Divertirse. Eso es el juego. Un juego que no divierte no es un
juego sino algo serio. Y jugar sirve para descansar de la
seriedad y gravedad de una vida que, como diría Ortega y Gasset,
se nos da, pero no se nos da hecha, sino que cada uno tiene que
hacérsela, cada cual la suya, desde la libertad y la
circunstancia. Vivir y jugar son actividades complementarias,
como dormir y estar despiertos: se duerme para vivir despiertos
y se vive despierto para tener buenos sueños; paralelamente, se
vive para tener algo sobre lo que jugar y se juega para aprender
a vivir... ¡Eureka!
El adulto juega para olvidar la seriedad de la vida y el niño
para aprender la seriedad de la vida. Estamos hartos de verlo:
la niña que acuesta el muñeco no se toma a broma su juego.

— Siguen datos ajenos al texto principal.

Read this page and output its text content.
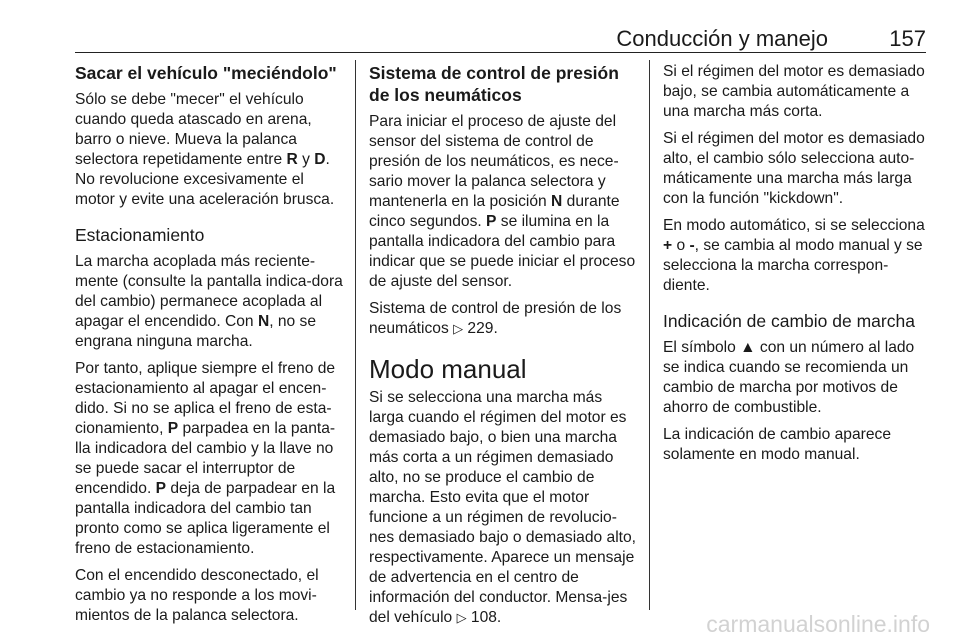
Conducción y manejo	157
Sacar el vehículo "meciéndolo"

Sólo se debe "mecer" el vehículo cuando queda atascado en arena, barro o nieve. Mueva la palanca selectora repetidamente entre R y D. No revolucione excesivamente el motor y evite una aceleración brusca.

Estacionamiento

La marcha acoplada más reciente-mente (consulte la pantalla indica-dora del cambio) permanece acoplada al apagar el encendido. Con N, no se engrana ninguna marcha.

Por tanto, aplique siempre el freno de estacionamiento al apagar el encen-dido. Si no se aplica el freno de esta-cionamiento, P parpadea en la panta-lla indicadora del cambio y la llave no se puede sacar el interruptor de encendido. P deja de parpadear en la pantalla indicadora del cambio tan pronto como se aplica ligeramente el freno de estacionamiento.

Con el encendido desconectado, el cambio ya no responde a los movi-mientos de la palanca selectora.

Sistema de control de presión de los neumáticos

Para iniciar el proceso de ajuste del sensor del sistema de control de presión de los neumáticos, es nece-sario mover la palanca selectora y mantenerla en la posición N durante cinco segundos. P se ilumina en la pantalla indicadora del cambio para indicar que se puede iniciar el proceso de ajuste del sensor.

Sistema de control de presión de los neumáticos ▷ 229.

Modo manual

Si se selecciona una marcha más larga cuando el régimen del motor es demasiado bajo, o bien una marcha más corta a un régimen demasiado alto, no se produce el cambio de marcha. Esto evita que el motor funcione a un régimen de revolucio-nes demasiado bajo o demasiado alto, respectivamente. Aparece un mensaje de advertencia en el centro de información del conductor. Mensa-jes del vehículo ▷ 108.

Si el régimen del motor es demasiado bajo, se cambia automáticamente a una marcha más corta.

Si el régimen del motor es demasiado alto, el cambio sólo selecciona auto-máticamente una marcha más larga con la función "kickdown".

En modo automático, si se selecciona + o -, se cambia al modo manual y se selecciona la marcha correspon-diente.

Indicación de cambio de marcha

El símbolo ▲ con un número al lado se indica cuando se recomienda un cambio de marcha por motivos de ahorro de combustible.

La indicación de cambio aparece solamente en modo manual.

carmanualsonline.info
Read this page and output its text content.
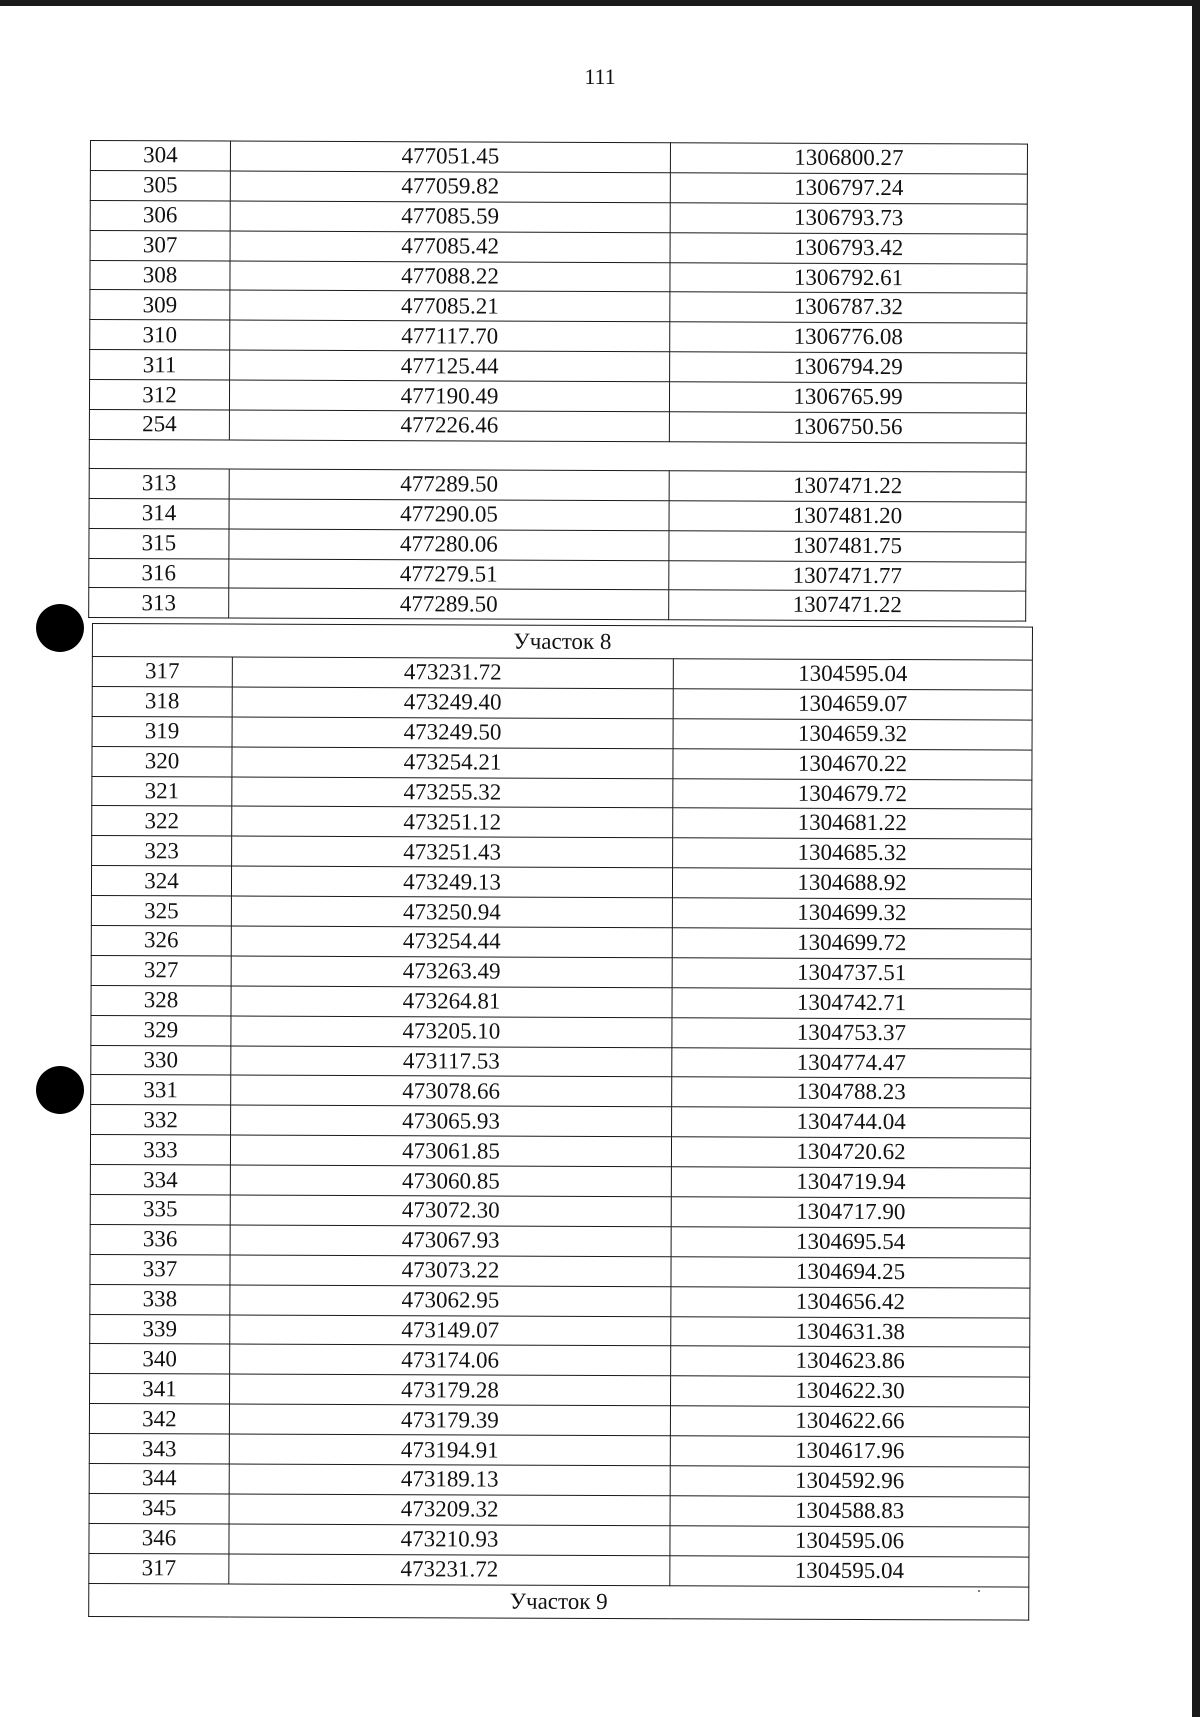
111
304	477051.45	1306800.27
305	477059.82	1306797.24
306	477085.59	1306793.73
307	477085.42	1306793.42
308	477088.22	1306792.61
309	477085.21	1306787.32
310	477117.70	1306776.08
311	477125.44	1306794.29
312	477190.49	1306765.99
254	477226.46	1306750.56

313	477289.50	1307471.22
314	477290.05	1307481.20
315	477280.06	1307481.75
316	477279.51	1307471.77
313	477289.50	1307471.22
Участок 8		
317	473231.72	1304595.04
318	473249.40	1304659.07
319	473249.50	1304659.32
320	473254.21	1304670.22
321	473255.32	1304679.72
322	473251.12	1304681.22
323	473251.43	1304685.32
324	473249.13	1304688.92
325	473250.94	1304699.32
326	473254.44	1304699.72
327	473263.49	1304737.51
328	473264.81	1304742.71
329	473205.10	1304753.37
330	473117.53	1304774.47
331	473078.66	1304788.23
332	473065.93	1304744.04
333	473061.85	1304720.62
334	473060.85	1304719.94
335	473072.30	1304717.90
336	473067.93	1304695.54
337	473073.22	1304694.25
338	473062.95	1304656.42
339	473149.07	1304631.38
340	473174.06	1304623.86
341	473179.28	1304622.30
342	473179.39	1304622.66
343	473194.91	1304617.96
344	473189.13	1304592.96
345	473209.32	1304588.83
346	473210.93	1304595.06
317	473231.72	1304595.04
Участок 9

Vamos, que se enfada si alguien zarandea sus miembros de
plástico. Para ella es algo serio. Pero también juega, porque el
muñeco, al no estar vivo, no corre peligros reales. Así es cómo
el juego infantil es a la vez serio y divertido, olvidar que la
vida es frágil y tratar a un pedazo de plástico como si
estuviera vivo. Es un intento de estar serios donde no cabe
seriedad.
La pérdida de la inocencia consiste en un darse cuenta de lo que
es serio y lo que no. Es un deslindar ambos terrenos. Quien
juega con fuego acaba dejando de jugar, acaba llorando. Como
ocurre con esos adolescentes que no ven lo serio que es ir a la
escuela o la adición al tabaco o el consumo de alcohol o la
práctica del sexo. No lo ven y son inocentes, hasta que un día
llegan a la conclusión de que todo esto es muy serio y, de
repente, se vuelven adultos responsables. Y ustedes dirán: ¿Cómo
hacer que mi hijo deje de jugar?, ¿cómo hacer que se dé cuenta
de lo seria que es la vida?
Bueno. Yo también me lo pregunto. Sólo puedo decir que
regalarles una Play Station no es la respuesta.